The original campaign was going to be called Love Live Music, which is the fundraising campaign. We actually changed it to Keep Music Live. Normally when you come up with a brand name or a logo, it takes weeks if not months. We are doing this over like three days. The Love Live Music stuff just wasn’t right. We knew we could do better. A branding group reached out to us and said they’d like to do some pro bono video work for us. That was great and they said they could design the logo for us. Then they came up with Keep Music Live, which is rad because it has the interchangeability of switching the word “music” to Neumos or to The Crocodile or whatever venue or city. You can take it and make it more your own so that each individual person that is putting it out can take whatever their thing is and switch it out.
We’ve been working on that for a few weeks now, probably three weeks. We started by asking artists to share information on their socials about music venues and playing small shows, why saving stages was so important. We shifted to getting them to sign a letter to congress because this [Paycheck Protection Program] is not cutting the mustard. This doesn’t work for so many of us. We really need the help. We sent over 500,000 letters to Congress and that wasn’t enough to register how important this is. They’ve never seen anything like it. It’s so much more than anyone else. I don’t understand what we have to do to get the electeds to understand what the reality is. So that was the idea with the artist letter. If you won’t listen to those letters, how about Dave Grohl or Cher or Billy Joel? It’s so fun to look at the letter. I haven’t had a chance yet to reach out to our lobbyist and see what kind of impact it is getting, but it is getting killer press.
A lot of states right now are seeing massive spikes in coronavirus cases after reopening. Have you seen this impacting any venues?
The people who are opening back up are shutting back down. I know somebody who was open for three days in Florida and they closed back down. Because they said they couldn’t do it. A buddy of mine in Arizona took a photo from the stage to check out this awesome crowd. And I’m like, “Oh my god. You are playing inside in a packed house in Arizona and nobody is wearing masks.” It was a metal show and they were packed in like sardines. I’m like, “No! Are you not paying attention to what is going on with your numbers?”
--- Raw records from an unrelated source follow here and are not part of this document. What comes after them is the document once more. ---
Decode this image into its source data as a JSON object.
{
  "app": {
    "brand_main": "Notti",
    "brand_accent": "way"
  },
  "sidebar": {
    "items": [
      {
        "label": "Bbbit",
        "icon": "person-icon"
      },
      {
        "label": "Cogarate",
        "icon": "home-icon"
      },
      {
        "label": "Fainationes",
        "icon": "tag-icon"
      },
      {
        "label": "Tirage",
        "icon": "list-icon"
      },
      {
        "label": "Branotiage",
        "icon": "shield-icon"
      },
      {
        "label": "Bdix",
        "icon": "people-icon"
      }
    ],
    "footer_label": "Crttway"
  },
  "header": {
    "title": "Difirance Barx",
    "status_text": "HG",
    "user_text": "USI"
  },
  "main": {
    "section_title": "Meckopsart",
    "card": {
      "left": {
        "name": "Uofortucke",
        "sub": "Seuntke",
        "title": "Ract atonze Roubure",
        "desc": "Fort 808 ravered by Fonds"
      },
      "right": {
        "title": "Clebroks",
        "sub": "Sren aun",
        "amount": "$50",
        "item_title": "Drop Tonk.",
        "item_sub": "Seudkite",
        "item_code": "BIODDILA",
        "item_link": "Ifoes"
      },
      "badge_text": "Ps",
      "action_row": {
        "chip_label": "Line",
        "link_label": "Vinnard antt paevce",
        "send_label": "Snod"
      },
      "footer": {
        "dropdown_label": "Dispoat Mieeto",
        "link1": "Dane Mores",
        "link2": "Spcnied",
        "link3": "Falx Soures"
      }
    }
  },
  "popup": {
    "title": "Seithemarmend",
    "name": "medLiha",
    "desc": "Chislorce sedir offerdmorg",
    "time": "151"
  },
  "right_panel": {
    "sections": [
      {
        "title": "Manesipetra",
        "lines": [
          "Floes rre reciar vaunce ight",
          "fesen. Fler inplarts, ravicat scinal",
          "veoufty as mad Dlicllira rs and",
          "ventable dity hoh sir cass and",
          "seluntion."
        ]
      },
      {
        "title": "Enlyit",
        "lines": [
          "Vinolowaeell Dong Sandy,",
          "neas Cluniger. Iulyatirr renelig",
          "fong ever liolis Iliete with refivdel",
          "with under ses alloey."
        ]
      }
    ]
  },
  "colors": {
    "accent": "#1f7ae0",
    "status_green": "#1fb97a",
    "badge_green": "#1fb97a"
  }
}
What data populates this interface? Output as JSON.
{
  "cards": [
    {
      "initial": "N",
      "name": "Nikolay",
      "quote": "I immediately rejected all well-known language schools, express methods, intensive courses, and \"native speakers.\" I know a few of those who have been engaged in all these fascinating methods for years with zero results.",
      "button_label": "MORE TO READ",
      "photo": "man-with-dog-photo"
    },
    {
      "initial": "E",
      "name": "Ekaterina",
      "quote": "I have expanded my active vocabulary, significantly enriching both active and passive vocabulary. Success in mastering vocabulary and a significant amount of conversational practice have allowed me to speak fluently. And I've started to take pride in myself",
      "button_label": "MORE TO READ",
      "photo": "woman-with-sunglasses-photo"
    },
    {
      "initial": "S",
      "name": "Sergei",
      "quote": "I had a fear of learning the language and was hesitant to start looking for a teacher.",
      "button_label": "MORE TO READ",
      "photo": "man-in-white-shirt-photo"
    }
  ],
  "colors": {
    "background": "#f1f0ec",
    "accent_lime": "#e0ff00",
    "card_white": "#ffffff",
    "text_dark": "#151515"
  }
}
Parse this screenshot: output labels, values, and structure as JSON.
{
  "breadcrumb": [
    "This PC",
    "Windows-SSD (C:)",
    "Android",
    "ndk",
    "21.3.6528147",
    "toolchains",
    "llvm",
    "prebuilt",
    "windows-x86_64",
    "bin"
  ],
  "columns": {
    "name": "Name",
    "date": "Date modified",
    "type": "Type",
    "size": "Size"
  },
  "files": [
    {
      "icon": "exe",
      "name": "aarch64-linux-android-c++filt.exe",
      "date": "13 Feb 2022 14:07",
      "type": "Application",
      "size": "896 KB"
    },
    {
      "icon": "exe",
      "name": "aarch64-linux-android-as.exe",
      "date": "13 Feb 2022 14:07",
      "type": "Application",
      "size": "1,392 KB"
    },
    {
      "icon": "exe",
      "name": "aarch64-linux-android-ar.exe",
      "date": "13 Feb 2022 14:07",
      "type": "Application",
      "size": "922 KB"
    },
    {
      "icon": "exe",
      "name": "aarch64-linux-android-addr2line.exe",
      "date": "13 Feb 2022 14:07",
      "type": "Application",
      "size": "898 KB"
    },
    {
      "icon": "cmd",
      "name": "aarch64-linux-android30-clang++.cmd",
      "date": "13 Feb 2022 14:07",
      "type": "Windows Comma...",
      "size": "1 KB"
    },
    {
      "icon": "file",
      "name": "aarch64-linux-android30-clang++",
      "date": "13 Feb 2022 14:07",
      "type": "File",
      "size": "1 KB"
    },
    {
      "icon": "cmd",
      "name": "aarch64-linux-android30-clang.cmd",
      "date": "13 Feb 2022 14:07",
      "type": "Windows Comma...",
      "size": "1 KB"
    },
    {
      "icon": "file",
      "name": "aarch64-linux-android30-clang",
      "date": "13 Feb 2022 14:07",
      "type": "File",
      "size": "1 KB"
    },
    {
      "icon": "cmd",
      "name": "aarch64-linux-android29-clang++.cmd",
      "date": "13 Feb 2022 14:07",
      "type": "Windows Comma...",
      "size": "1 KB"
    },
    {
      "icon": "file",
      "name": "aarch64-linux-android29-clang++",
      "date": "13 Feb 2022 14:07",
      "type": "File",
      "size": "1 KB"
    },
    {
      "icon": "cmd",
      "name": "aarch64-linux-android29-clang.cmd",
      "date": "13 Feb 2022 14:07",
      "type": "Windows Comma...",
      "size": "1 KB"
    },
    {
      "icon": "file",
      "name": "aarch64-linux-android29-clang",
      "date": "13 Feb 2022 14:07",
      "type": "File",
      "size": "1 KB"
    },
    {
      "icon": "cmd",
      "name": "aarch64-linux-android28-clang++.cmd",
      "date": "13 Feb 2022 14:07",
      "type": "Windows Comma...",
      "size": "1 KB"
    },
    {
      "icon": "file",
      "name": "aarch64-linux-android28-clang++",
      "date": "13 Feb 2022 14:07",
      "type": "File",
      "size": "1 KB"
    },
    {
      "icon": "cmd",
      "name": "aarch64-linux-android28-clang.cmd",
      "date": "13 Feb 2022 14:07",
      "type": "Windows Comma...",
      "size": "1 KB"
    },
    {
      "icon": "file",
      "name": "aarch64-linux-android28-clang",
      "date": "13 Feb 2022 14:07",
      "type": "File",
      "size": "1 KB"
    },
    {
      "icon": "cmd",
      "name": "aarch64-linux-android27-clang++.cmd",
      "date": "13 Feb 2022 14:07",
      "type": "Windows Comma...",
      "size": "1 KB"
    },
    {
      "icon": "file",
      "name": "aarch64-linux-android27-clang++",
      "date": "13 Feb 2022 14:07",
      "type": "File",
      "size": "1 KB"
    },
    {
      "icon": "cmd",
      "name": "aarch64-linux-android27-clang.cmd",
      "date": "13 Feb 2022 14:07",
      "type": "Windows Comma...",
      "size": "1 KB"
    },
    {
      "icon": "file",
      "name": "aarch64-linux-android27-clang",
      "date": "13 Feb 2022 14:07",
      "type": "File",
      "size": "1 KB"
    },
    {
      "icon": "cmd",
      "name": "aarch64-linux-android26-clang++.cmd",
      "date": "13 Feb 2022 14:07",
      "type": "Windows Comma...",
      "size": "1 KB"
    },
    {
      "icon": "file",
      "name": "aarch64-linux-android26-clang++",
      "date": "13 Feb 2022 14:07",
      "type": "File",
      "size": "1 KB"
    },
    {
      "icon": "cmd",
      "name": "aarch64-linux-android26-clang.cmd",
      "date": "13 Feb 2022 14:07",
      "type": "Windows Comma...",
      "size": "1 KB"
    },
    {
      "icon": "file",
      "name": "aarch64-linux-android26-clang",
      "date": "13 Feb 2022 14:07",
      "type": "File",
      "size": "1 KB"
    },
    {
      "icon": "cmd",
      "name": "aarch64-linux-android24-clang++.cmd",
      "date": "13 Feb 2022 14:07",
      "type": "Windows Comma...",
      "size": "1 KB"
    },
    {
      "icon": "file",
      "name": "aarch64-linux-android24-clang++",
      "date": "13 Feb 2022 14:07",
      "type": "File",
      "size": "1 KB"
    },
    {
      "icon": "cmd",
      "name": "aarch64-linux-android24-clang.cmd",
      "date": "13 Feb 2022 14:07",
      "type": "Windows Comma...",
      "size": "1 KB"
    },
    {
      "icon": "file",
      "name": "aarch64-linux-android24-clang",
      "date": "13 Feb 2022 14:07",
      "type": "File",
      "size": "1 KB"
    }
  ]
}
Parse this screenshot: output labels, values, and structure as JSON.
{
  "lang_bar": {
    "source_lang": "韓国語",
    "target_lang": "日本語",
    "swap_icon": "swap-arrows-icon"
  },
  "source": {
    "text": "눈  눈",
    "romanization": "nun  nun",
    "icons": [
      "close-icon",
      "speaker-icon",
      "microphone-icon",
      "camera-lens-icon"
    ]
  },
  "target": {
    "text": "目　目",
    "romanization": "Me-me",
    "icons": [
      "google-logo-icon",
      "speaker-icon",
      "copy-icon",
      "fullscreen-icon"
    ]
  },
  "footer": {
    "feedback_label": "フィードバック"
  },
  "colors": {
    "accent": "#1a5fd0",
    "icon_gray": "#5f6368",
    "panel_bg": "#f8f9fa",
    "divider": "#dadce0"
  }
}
Why did the Florida venue feel the need to close down?
They closed because of the cases around them going up. It wasn’t necessarily their place where anything happened, but they opened when the government said they could open and the numbers shot through the roof. So my friend was like, “We can’t contribute to this.” He opened at 25% capacity just to open, just to do something. At 25% capacity he can do all of the social distancing and all that stuff. He said he was probably under 25%, but he wanted to be part of the solution. They have 4,000 people getting new cases every day. So he shut it back down. The virus is everywhere. We don’t want it to be. We want so badly for it to be done, but the virus doesn’t care.
Are you anywhere closer to opening your venue or bars?
We are looking at getting [our bar] Life On Mars back open. We just got kicked into phase two [of our reopening plan] so we can have 50% of our restaurant open. So we can have 75 people there. We haven’t even opened for takeout yet because we don’t want to do it until it is safe and it is right. I was talking to someone from Tacoma and he was asking if other people are doing the same thing and I’m like, “Oh yeah.” I am on all these Facebook groups with bar and restaurant owners and business owners and we are all staying a phase back, like one step back. So now that we opened for phase 2 we are going to open for takeout which was okay in phase 1. Everyone agrees that we aren’t going to make any money at 50%. If we break even, that’s a damn miracle. People want to get back to things if they can and they want to test the waters a little bit, but we also have to be smart so that we make sure we don’t kill people. That is our No. 1 concern — not killing humans for any amount of money and definitely not for no money.